In a white paper issued last year, FCA stated: "RegTech is a subset of Fintech that focuses on technologies that may facilitate the delivery of regulatory requirements more efficiently and effectively than existing capabilities."

That's a concise definition of a trend that grows broader and deeper, changing as you read this article. Regtech—we'll use that spelling in this article—is spawning all kinds of activity in financial services—from a growing number of companies to newly formed associations to brand-new conferences and strong investor interest. Regtech is, and will be, applied to traditional compliance challenges, for sure, but it also may drive new ways of promulgating and analyzing regulations themselves.
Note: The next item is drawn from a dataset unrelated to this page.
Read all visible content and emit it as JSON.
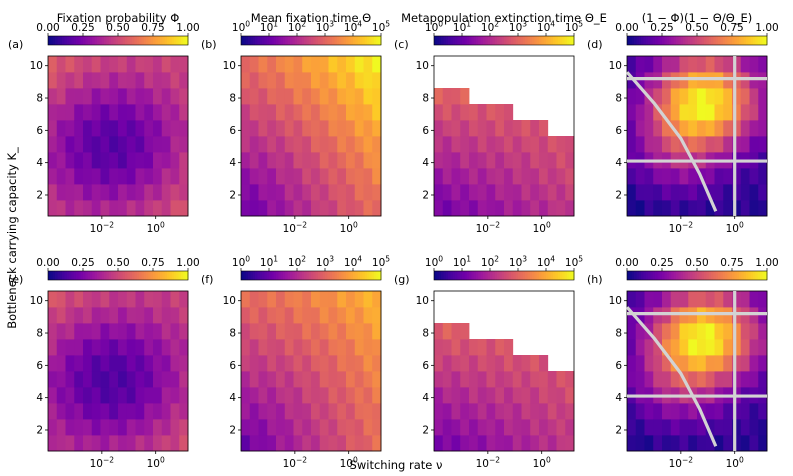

Scott Pearson, partner at Ballard Spahr LLP, works with banks and other players on compliance issues, and heads the firm's marketplace lending task force. He sees the potential help regtech may bring, but notes how quickly rules change and that there is a danger of obsolescence. He suggests that regulators will not accept regtech as a black box they will leave unopened, but instead may ask to see the code underlying the tech.